He had taken the blanket that should have gone to Zhù Ying and was sleeping on it — not solely to bully her, but also for his own comfort.
Zhù Ying’s physical strength was not enough to let her seize anything by force in this cell. Fortunately, she had a skill to offer.
She had picked up the grass-mat weaving technique by watching people sell rush cushions and straw pads at the rural fair, copying along as she observed. She was not particularly practiced at it — barely competent. What she had produced was something thin and spread out, like a flattened rush cushion. Given more material and more time, she might have genuinely been able to weave a proper long oval cushion. At home she had woven one before, using thick stalks, a full inch deep; Zhang Xiangu would take strips of cloth, bind the edges, and sew them down. Mother and daughter would occasionally sit on this long oval cushion during idle moments and daydream. Now, with nothing to do, weaving another straw pad was no great difficulty.
Zhù Ying spread her hands: “The material?”
Old Hu wiped his nose with the back of his hand: “What?”
Zhù Ying said: “How am I to weave without material?”
Weaving stalks into a mat makes them compact; the same amount of straw that scattered across a bed-length when spread loose might barely produce one mat when woven. To weave a mat that actually covered the full sleeping-plank space required a large bundle of stalks. And to weave it more intricately and thickly required even more.
In the cell the stalks were only so plentiful, and Zhù Ying — being new and the lowest in the pecking order — had been given fewer stalks than anyone else. Using even the simplest weave pattern and making the most of what she had, the result was only that one small piece.
Old Hu’s requirements were also quite specific: the weaving must be fine, and the finished mat must be large enough for his frame. Inevitably, that called for more raw material than Zhù Ying could produce on her own. If Old Hu wanted it, he would have to obtain it himself.
Old Hu’s gaze swept over Old Ma the listless middle-aged man, the lean wiry prisoner, and Uncle Wen. Old Ma shot him a glance, and Old Hu steered around him. The lean wiry man cracked his knuckles loudly, and Old Hu cleared his throat. He said to Zhù Ying: “Take from his bed too!”
He said it as if it were the most natural thing in the world. Zhù Ying followed his pointing finger to see Uncle Wen’s half-frozen smile. Uncle Wen said to Zhù Ying: “He just took your freshly woven mat, and now he wants to take my belongings too. I’d say we’re in the same unfortunate boat.”
Zhù Ying blinked — perfectly guileless in appearance. She settled cross-legged onto the sleeping planks, in what had been Pan Bao’s position. That spot had, in the course of one night’s sleep, been imperceptibly absorbed by the “fellow prisoners” until no trace of its original occupant remained.

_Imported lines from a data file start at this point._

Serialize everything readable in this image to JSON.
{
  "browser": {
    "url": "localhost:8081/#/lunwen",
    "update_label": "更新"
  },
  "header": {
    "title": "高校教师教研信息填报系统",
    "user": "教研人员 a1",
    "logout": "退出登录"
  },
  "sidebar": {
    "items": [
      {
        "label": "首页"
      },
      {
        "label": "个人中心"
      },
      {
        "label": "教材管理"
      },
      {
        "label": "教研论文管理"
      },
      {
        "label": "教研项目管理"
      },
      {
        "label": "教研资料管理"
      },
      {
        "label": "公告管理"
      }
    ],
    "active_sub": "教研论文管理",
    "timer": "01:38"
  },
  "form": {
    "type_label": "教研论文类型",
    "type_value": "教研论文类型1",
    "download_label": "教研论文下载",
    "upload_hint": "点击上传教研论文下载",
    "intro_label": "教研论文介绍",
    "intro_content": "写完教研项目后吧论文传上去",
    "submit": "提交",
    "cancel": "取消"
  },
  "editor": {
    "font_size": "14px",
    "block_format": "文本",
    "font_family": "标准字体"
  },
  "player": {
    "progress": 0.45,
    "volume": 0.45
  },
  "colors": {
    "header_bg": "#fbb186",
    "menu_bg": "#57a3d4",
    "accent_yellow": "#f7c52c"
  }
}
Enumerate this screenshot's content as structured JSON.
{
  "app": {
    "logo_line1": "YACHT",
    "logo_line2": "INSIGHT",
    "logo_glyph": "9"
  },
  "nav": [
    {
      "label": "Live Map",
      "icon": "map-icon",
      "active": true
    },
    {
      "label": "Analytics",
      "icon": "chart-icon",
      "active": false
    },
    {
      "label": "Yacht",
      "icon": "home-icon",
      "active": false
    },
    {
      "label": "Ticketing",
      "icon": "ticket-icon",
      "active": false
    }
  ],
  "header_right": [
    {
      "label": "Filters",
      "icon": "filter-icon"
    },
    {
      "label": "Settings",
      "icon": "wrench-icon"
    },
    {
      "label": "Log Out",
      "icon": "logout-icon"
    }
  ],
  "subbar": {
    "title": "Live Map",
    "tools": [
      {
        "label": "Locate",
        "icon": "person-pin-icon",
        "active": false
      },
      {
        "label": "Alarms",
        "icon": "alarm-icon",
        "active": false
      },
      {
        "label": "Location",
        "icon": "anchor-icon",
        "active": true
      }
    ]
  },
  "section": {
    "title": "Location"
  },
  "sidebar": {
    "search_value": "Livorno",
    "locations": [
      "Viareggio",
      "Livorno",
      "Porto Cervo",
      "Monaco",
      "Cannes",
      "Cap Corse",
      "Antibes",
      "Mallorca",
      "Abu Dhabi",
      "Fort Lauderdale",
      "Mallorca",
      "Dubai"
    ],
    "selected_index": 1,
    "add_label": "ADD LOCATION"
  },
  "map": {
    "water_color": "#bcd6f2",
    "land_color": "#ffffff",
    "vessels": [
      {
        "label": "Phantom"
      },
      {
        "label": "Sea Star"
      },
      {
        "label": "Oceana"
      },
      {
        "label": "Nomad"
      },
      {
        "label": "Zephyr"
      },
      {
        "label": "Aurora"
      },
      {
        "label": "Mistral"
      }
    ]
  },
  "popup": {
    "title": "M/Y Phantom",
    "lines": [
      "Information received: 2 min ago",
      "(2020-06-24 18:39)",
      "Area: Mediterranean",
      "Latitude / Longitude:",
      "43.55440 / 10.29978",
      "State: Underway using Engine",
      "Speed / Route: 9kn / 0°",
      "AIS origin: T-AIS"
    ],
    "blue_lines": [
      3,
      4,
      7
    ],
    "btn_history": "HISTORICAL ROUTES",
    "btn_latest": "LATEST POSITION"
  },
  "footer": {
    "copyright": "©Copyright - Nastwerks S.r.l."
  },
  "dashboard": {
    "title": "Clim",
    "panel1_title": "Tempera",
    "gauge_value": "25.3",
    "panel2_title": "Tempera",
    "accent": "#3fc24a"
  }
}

For the rest of that day, she sat there weaving a grass mat.
——
With only two meals a day and both servings meager, Zhù Ying learned by midday that there was one additional distribution of water in between. Each prisoner received only this allotment of food and water for the entire day. At most they could eat enough not to starve, but hunger was a real possibility. Most people moved as little as possible. Zhù Ying was only weaving a grass mat, eating about the same as the others, and had grown up alternating between having enough to eat and going hungry — it didn’t feel particularly harsh.
She wove her mat at a calm and unhurried pace.
Old Hu sat beside her like an overseer, staring fixedly at her fingers moving without stopping, and the unvarying pace of the weaving put him to sleep. He muttered: “Don’t slack off! Have it finished before bedtime!” Old Hu piled one blanket beneath him and pulled another over himself, and went to take a nap.
Zhù Ying rolled her neck, set down her work, and stepped off the sleeping planks to get a cup of water. Her movements were somewhat stiff — she hadn’t done this kind of work for some time. After a morning of it, her fingers had gone somewhat unsteady of their own accord.
After drinking the water and stretching her limbs, she climbed back onto the planks and resumed weaving the grass mat, at the same even pace — though slightly slower than the morning.
She continued working as if this were not a prison cell, as if someone had not died here and lain as a corpse for the night, as if this handiwork had not been pressed upon her by a cell block bully.
Uncle Wen found himself genuinely astonished watching her.
He sidled over and asked: “Junior colleague, can you really do this sort of work?”
Zhù Ying looked at him and nodded.
Uncle Wen’s thoughts were churning. He had been arrested by the deputy magistrate, but was not alarmed. The business of taking on cases privately could be treated as a grave or trivial matter. Since he had been sent here to a proper cell rather than a duty room, immediate release wasn’t likely. But it wouldn’t be too harsh either — twenty strokes of the plank, a few months of penal servitude; he could bear it.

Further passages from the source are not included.